The Spartan army was the strongest army in the world. Those who love the war history of Greece, the silhouettes of armored hoplites (citizen-soldiers), and the sound of bronze spear and shield clashing easily get attracted to the Spartan army. But let us reconsider the use of the word “strongest” when describing the Spartan army.
For tactical analysis, it is necessary to find the factors that made the Spartan army the strongest one in the world. The terrain, branch of the enemy’s army, and the goal of the tactic are some of the basic factors. The Spartan army is the strongest when it comes to making formations in bronze armor on the streets or warding off light infantry or armored infantry of other city-states. They are the strongest when it comes to fighting against an armored infantry squad on the plains. They would be no match for light infantry forces attempting to break through.

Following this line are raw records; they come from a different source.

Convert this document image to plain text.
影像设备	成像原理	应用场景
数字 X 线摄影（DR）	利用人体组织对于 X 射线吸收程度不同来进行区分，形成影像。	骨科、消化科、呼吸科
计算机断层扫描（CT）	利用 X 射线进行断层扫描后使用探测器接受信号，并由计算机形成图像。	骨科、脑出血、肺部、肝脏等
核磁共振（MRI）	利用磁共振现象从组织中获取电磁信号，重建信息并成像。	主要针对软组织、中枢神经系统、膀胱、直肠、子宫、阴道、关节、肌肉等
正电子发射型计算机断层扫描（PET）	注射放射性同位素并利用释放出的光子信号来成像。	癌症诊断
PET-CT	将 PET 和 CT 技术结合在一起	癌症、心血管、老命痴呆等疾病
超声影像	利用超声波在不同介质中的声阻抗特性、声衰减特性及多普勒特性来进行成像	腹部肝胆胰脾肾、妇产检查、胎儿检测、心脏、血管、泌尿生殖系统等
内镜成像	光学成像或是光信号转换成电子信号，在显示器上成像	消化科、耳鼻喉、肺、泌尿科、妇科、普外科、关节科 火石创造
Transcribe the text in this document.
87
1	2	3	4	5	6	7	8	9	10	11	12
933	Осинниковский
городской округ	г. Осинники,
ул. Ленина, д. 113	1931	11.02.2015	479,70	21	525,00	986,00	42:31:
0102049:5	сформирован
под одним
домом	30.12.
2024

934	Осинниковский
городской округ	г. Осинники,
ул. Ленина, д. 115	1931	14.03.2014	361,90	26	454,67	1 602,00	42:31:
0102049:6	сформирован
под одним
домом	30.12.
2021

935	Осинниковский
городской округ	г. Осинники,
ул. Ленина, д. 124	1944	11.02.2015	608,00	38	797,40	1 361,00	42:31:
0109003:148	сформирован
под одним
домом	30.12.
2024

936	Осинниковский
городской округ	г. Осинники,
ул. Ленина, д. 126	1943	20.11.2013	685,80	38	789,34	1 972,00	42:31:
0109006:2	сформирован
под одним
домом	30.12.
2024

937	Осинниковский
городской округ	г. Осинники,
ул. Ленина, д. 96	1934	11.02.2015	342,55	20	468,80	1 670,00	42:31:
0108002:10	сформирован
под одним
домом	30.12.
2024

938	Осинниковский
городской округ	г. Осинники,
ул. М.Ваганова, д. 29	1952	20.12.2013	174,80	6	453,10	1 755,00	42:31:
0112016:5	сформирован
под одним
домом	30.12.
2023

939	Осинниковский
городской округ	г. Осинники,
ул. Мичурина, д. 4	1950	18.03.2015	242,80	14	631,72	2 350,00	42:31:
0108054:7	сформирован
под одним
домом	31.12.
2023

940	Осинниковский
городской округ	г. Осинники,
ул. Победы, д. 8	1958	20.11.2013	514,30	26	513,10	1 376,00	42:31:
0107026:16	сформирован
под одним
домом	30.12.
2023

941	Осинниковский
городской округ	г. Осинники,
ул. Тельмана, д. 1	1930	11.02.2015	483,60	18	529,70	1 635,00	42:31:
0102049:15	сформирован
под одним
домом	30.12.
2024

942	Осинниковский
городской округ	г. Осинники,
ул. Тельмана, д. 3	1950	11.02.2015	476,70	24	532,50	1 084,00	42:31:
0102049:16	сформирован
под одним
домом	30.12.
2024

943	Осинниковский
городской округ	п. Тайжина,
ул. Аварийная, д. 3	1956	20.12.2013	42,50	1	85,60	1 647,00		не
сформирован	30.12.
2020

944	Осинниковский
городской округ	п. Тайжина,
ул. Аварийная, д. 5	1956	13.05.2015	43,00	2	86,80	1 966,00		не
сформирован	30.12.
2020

However, in an operation, where they should chase guerrilla forces consisting of light infantry and annihilate them, armored hoplites are slow and thus incapable of chasing them. Greece is mostly made up of plains but there are also rocky mountains. If light infantry forces run up the mountains, hoplites can easily lose the battle, let alone chase after them. Stones the size of a child’s head, which are common on the slopes, can strike the shields and helmets of the armored hoplites.
There are so many conditions that make the Spartan army a weak squad, such as running into a nomadic cavalry in the desert, being surrounded by Barbarian warriors in the forests, where they cannot form a close order formation, or facing off with a highly trained armored infantry unit, who is in better physical shape than the Spartan army.
Machiavelli said that mercenaries fight for money and citizen soldiers fight for their families. Friedrich the Great refuted the saying in one word. Citizen soldiers are no different from mercenaries if they are composed of vagrants and losers, and are without training and discipline.
As Friedrich the Great admitted, people are easily fooled by words such as the one Machiavelli said. It is because they give value to words and rush into a judgment without seeing the reality. We need to think about the environment, conditions, and methods that make freedom, fairness, justice, equality, taxes, and the values we deem to be important work properly. Putting a label that says “gold” on a rock does not make it a real gold.